There is a certain inevitability to the presence of Schumann on her debut CD – and not any Schumann, a standard run-through of Carnaval, Papillons and Arabesques, but much less familiar pieces that test the expressive reflexes of the most dedicated Schumann interpreter. Neglected ever since Schumann composed it during his troublesome stay in Vienna (1838-1839), while away from but passionately attached to Clara, the collection of Scherzo, Gigue, Romanze und Fughette, op.32, was curiously never performed as a set during Schumann’s lifetime.

Written in 1839, the Three Romances, op.28, also suffered a troubled birth, as a Christmas present to Clara – the two now engaged – but one which he did not value sufficiently to dedicate to her.

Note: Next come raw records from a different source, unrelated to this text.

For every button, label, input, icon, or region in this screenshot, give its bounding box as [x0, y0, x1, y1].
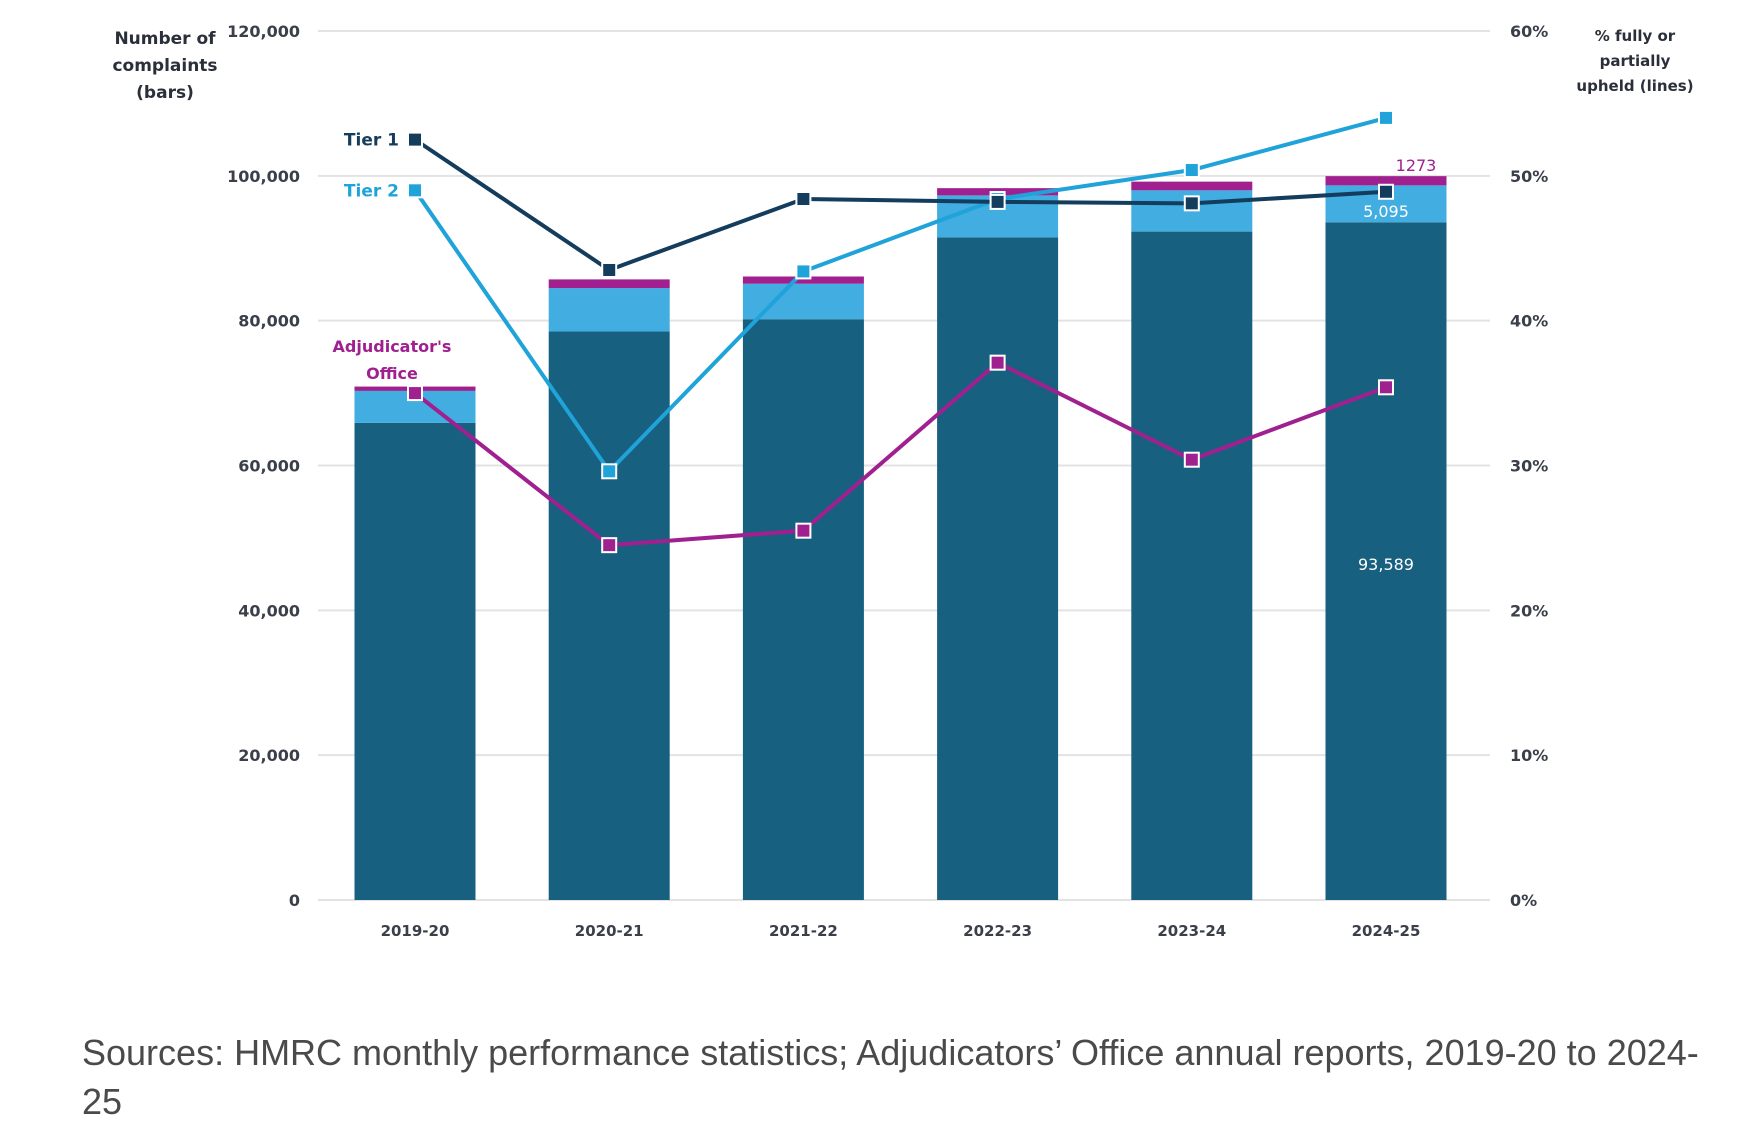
left-axis-title-line: (bars) [136, 83, 194, 103]
bar-segment [1325, 176, 1447, 186]
bar-segment [1131, 231, 1253, 900]
tier2-series-label: Tier 2 [344, 181, 399, 201]
series-line [413, 360, 1387, 548]
data-point-marker [407, 385, 423, 402]
complaints-chart: 020,00040,00060,00080,000100,000120,000 … [227, 22, 1548, 940]
source-note: Sources: HMRC monthly performance statis… [82, 1032, 1699, 1122]
data-point-marker [1378, 109, 1394, 126]
x-tick-label: 2024-25 [1352, 922, 1421, 940]
bar-segment [548, 279, 670, 289]
x-tick-label: 2021-22 [769, 922, 838, 940]
bar-segment [742, 276, 864, 284]
left-tick-label: 20,000 [238, 746, 300, 765]
bar-segment [548, 288, 670, 332]
bar-segment [1131, 181, 1253, 191]
right-tick-label: 60% [1510, 22, 1548, 41]
right-axis-title-line: % fully or [1594, 27, 1676, 45]
right-tick-label: 0% [1510, 891, 1537, 910]
x-tick-label: 2023-24 [1157, 922, 1226, 940]
left-axis-ticks: 0 20,000 40,000 60,000 80,000 100,000 120,000 [227, 22, 300, 910]
right-axis-title-line: upheld (lines) [1576, 77, 1694, 95]
data-point-marker [1183, 195, 1200, 212]
data-point-marker [1378, 183, 1394, 200]
x-tick-label: 2019-20 [381, 922, 450, 940]
data-point-marker [407, 131, 423, 148]
data-label-tier1: 93,589 [1358, 555, 1414, 574]
right-tick-label: 50% [1510, 167, 1548, 186]
tier1-series-label: Tier 1 [344, 131, 399, 151]
bar-segment [1325, 222, 1447, 901]
lines [407, 109, 1394, 554]
data-point-marker [601, 463, 618, 480]
left-axis-title-line: complaints [112, 56, 218, 76]
adjudicator-series-label: Office [366, 364, 418, 383]
data-point-marker [601, 261, 618, 278]
data-point-marker [1183, 451, 1200, 468]
right-axis-title: % fully or partially upheld (lines) [1560, 24, 1710, 99]
data-point-marker [795, 191, 812, 208]
gridlines [318, 30, 1490, 901]
left-tick-label: 60,000 [238, 457, 300, 476]
x-tick-label: 2022-23 [963, 922, 1032, 940]
right-axis-ticks: 0% 10% 20% 30% 40% 50% 60% [1510, 22, 1548, 910]
x-axis-ticks: 2019-20 2020-21 2021-22 2022-23 2023-24 2024-… [381, 922, 1421, 940]
data-point-marker [795, 522, 812, 539]
left-axis-title-line: Number of [114, 29, 216, 49]
series-line [413, 115, 1387, 474]
left-axis-title: Number of complaints (bars) [95, 26, 235, 107]
bar-segment [742, 319, 864, 900]
left-tick-label: 40,000 [238, 601, 300, 620]
bar-segment [354, 422, 476, 900]
left-tick-label: 80,000 [238, 312, 300, 331]
data-point-marker [1378, 379, 1394, 396]
data-point-marker [989, 193, 1006, 210]
left-tick-label: 120,000 [227, 22, 300, 41]
right-tick-label: 20% [1510, 601, 1548, 620]
x-tick-label: 2020-21 [575, 922, 644, 940]
data-point-marker [795, 263, 812, 280]
series-line [413, 137, 1387, 272]
data-point-marker [601, 537, 618, 554]
bar-segment [548, 331, 670, 900]
bars [354, 176, 1447, 901]
left-tick-label: 100,000 [227, 167, 300, 186]
data-point-marker [407, 182, 423, 199]
data-label-ao: 1273 [1396, 156, 1437, 175]
labels: Tier 1 Tier 2 Adjudicator's Office 1273 5,095… [333, 131, 1437, 574]
data-label-tier2: 5,095 [1363, 202, 1409, 221]
bar-segment [937, 237, 1059, 900]
data-point-marker [1183, 162, 1200, 179]
right-axis-title-line: partially [1599, 52, 1671, 70]
right-tick-label: 30% [1510, 457, 1548, 476]
adjudicator-series-label: Adjudicator's [333, 337, 452, 356]
right-tick-label: 40% [1510, 312, 1548, 331]
data-point-marker [989, 354, 1006, 371]
left-tick-label: 0 [289, 891, 300, 910]
right-tick-label: 10% [1510, 746, 1548, 765]
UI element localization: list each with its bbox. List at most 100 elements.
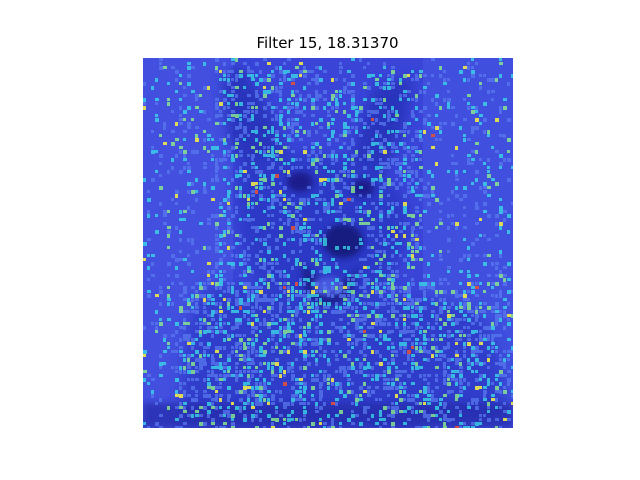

Yet under the hands of an interpreter as sympathetic as Costanza Principe, these pieces surge and swell with the composer’s uniquely impassioned and vulnerable voice.

She also includes pieces from the opposite ends of Schumann’s career: the tumultuous Allegro, op.8, a Beethovenian flexing of pianistic muscle from the 21-year-old composer; and the poignant collection of Gesänge der Frühe, op.133, composed five months before his attempted suicide and confinement within the asylum at Endenich. ‘Dawn-songs,’ Clara called them, ‘very original as always but hard to understand, their tone is so very strange.’ Inflected by a world-weary melancholy, as it may seem in retrospect, but with decades of writing for the piano distilled into a new simplicity of idiom.